ADHD is treated with the drugs acting through dopaminergic and noradrenergic pathways, which are commonly stimulants. An alternative is usually the nonstimulant atomoxetine (ATX), a selective norepinephrine reuptake inhibitor. Stimulants show greater efficacy in treating youth with ADHD compared with nonstimulants (Faraone, 2009, Faraone et al., 2006). Although both stimulant and nonstimulant drugs also treat ADHD in adults effectively, stimulant drugs show greater short-term efficacy (Faraone and Glatt, 2010). The choice group of drugs are stimulants, primarily immediate-release methylphenidate (IR-MPH). The controlled release formulations should be available and used but they should not entirely replace the IR formulations (Banaschewski et al., 2006). Results from clinical studies indicate that the MPH-osmotic release oral delivery system (OROS-MPH) is effective as IR-MPH in three daily doses. The pharmacokinetic profile of OROS-MPH is the main reason for the long-term effect (Swanson et al., 2003).

In addition, ADHD is also occasionally treated with BUP, tricyclic antidepressants and some other drugs (Harpin, 2008). The Texas Department of State Health Services guideline recommends considering BUP or tricyclic antidepressants as a fourth-line treatment, used after trying two different stimulants and ATX (Pliszka et al., 2006). According to the ADHD treatment guidelines from the American Academy of Child and Adolescent Psychiatry, the evidence for BUP is weaker than for the FDA-approved treatments (Pliszka, 2007). However, several studies report positive results of BUP in treating ADHD in children and adolescents (Barrickman et al., 1995, Casat et al., 1987, Conners et al., 1996). Although individual drugs are typically thoroughly investigated during placebo-controlled studies, comparative effectiveness research is scarce and often involves smaller samples. In the absence of direct comparative head-to-head trials, the best evidence comes from comparing the individual randomized, double-blind, placebo-controlled studies of each treatment using the method of meta-analysis, which provides a systematic quantitative framework for assessing the effects of drugs reported in different studies (Faraone, 2009).
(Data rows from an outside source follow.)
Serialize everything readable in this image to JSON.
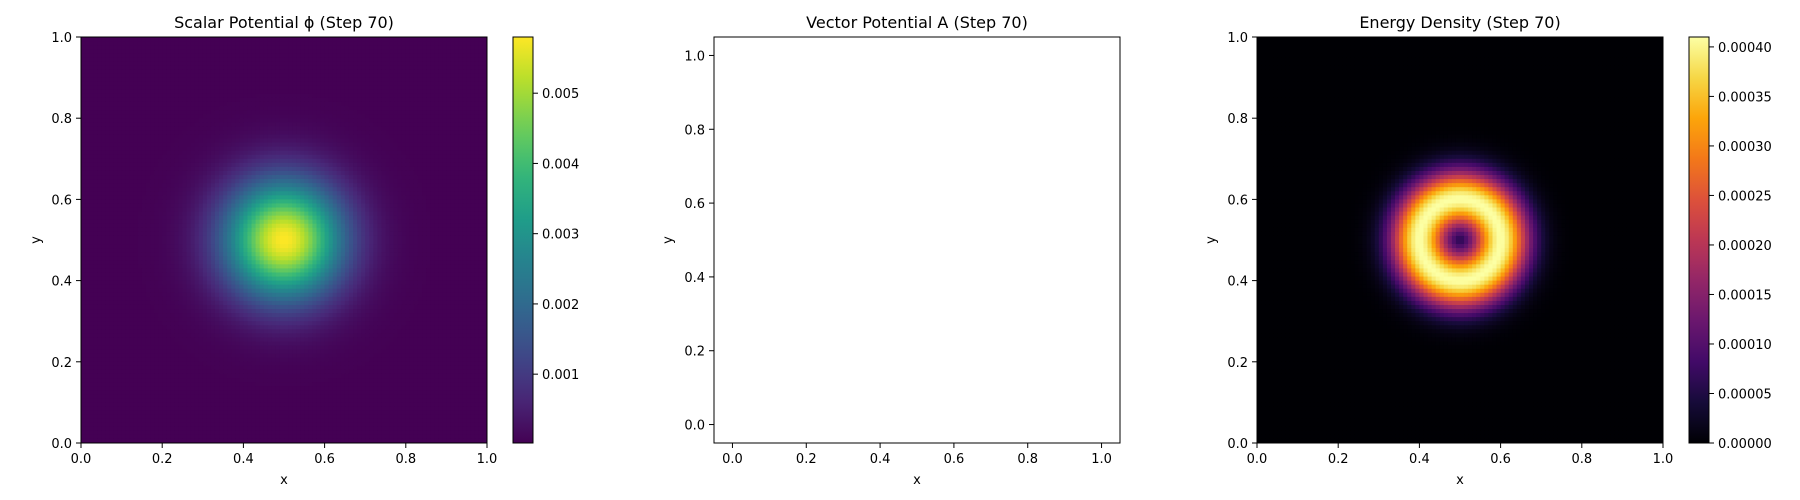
{
  "figure": {
    "panels": [
      {
        "title": "Scalar Potential ϕ (Step 70)",
        "xlabel": "x",
        "ylabel": "y"
      },
      {
        "title": "Vector Potential A (Step 70)",
        "xlabel": "x",
        "ylabel": "y"
      },
      {
        "title": "Energy Density (Step 70)",
        "xlabel": "x",
        "ylabel": "y"
      }
    ]
  },
  "chart_data": [
    {
      "type": "heatmap",
      "title": "Scalar Potential ϕ (Step 70)",
      "xlabel": "x",
      "ylabel": "y",
      "xlim": [
        0.0,
        1.0
      ],
      "ylim": [
        0.0,
        1.0
      ],
      "xticks": [
        "0.0",
        "0.2",
        "0.4",
        "0.6",
        "0.8",
        "1.0"
      ],
      "yticks": [
        "0.0",
        "0.2",
        "0.4",
        "0.6",
        "0.8",
        "1.0"
      ],
      "field": {
        "shape": "gaussian",
        "center": [
          0.5,
          0.5
        ],
        "sigma": 0.1,
        "peak": 0.0058,
        "min": 2e-05
      },
      "colormap": "viridis",
      "colorbar": {
        "min": 2e-05,
        "max": 0.0058,
        "ticks": [
          "0.001",
          "0.002",
          "0.003",
          "0.004",
          "0.005"
        ],
        "tick_values": [
          0.001,
          0.002,
          0.003,
          0.004,
          0.005
        ]
      }
    },
    {
      "type": "scatter",
      "title": "Vector Potential A (Step 70)",
      "xlabel": "x",
      "ylabel": "y",
      "xlim": [
        -0.05,
        1.05
      ],
      "ylim": [
        -0.05,
        1.05
      ],
      "xticks": [
        "0.0",
        "0.2",
        "0.4",
        "0.6",
        "0.8",
        "1.0"
      ],
      "yticks": [
        "0.0",
        "0.2",
        "0.4",
        "0.6",
        "0.8",
        "1.0"
      ],
      "series": []
    },
    {
      "type": "heatmap",
      "title": "Energy Density (Step 70)",
      "xlabel": "x",
      "ylabel": "y",
      "xlim": [
        0.0,
        1.0
      ],
      "ylim": [
        0.0,
        1.0
      ],
      "xticks": [
        "0.0",
        "0.2",
        "0.4",
        "0.6",
        "0.8",
        "1.0"
      ],
      "yticks": [
        "0.0",
        "0.2",
        "0.4",
        "0.6",
        "0.8",
        "1.0"
      ],
      "field": {
        "shape": "ring",
        "center": [
          0.5,
          0.5
        ],
        "radius": 0.1,
        "width": 0.07,
        "peak": 0.00041,
        "min": 0.0
      },
      "colormap": "inferno",
      "colorbar": {
        "min": 0.0,
        "max": 0.00041,
        "ticks": [
          "0.00000",
          "0.00005",
          "0.00010",
          "0.00015",
          "0.00020",
          "0.00025",
          "0.00030",
          "0.00035",
          "0.00040"
        ],
        "tick_values": [
          0.0,
          5e-05,
          0.0001,
          0.00015,
          0.0002,
          0.00025,
          0.0003,
          0.00035,
          0.0004
        ]
      }
    }
  ]
}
Because of few nonstimulant medications available in ADHD treatment, BUP may be a useful addition to available ADHD treatments. However, new research on BUP effectiveness and acceptability in ADHD treatment is needed before it could be considered for clinical use. Individual ADHD medications have been well researched until now, but there is a lack of comparative effectiveness research among medications in terms of efficacy and acceptability, which compare BUP with ATX, lisdexamfetamine (LDX) and MPH. Only two meta-analyses are available in the literature where BUP was also included and compared to ATX and MPH in the treatment of ADHD in children and adolescents, and both were sponsored without reported treatment acceptability (Faraone, 2009, Faraone et al., 2006). Consequently, a nonsponsored meta-analysis was performed, comparing the efficacy and acceptability of MPH, LDX, BUP and ATX for treating ADHD symptoms in children and adolescents. This meta-analysis will be the third to compare BUP with LDX by their efficacy and the second to further compare BUP with LDX. It will be also the first nonsponsored meta-analysis that analyses and reports on discontinuations of ATX, BUP, LDX, and MPH. The main aim of our work was to compare the efficacy and acceptability of MPH, LDX, BUP and ATX for the treatment of ADHD symptoms.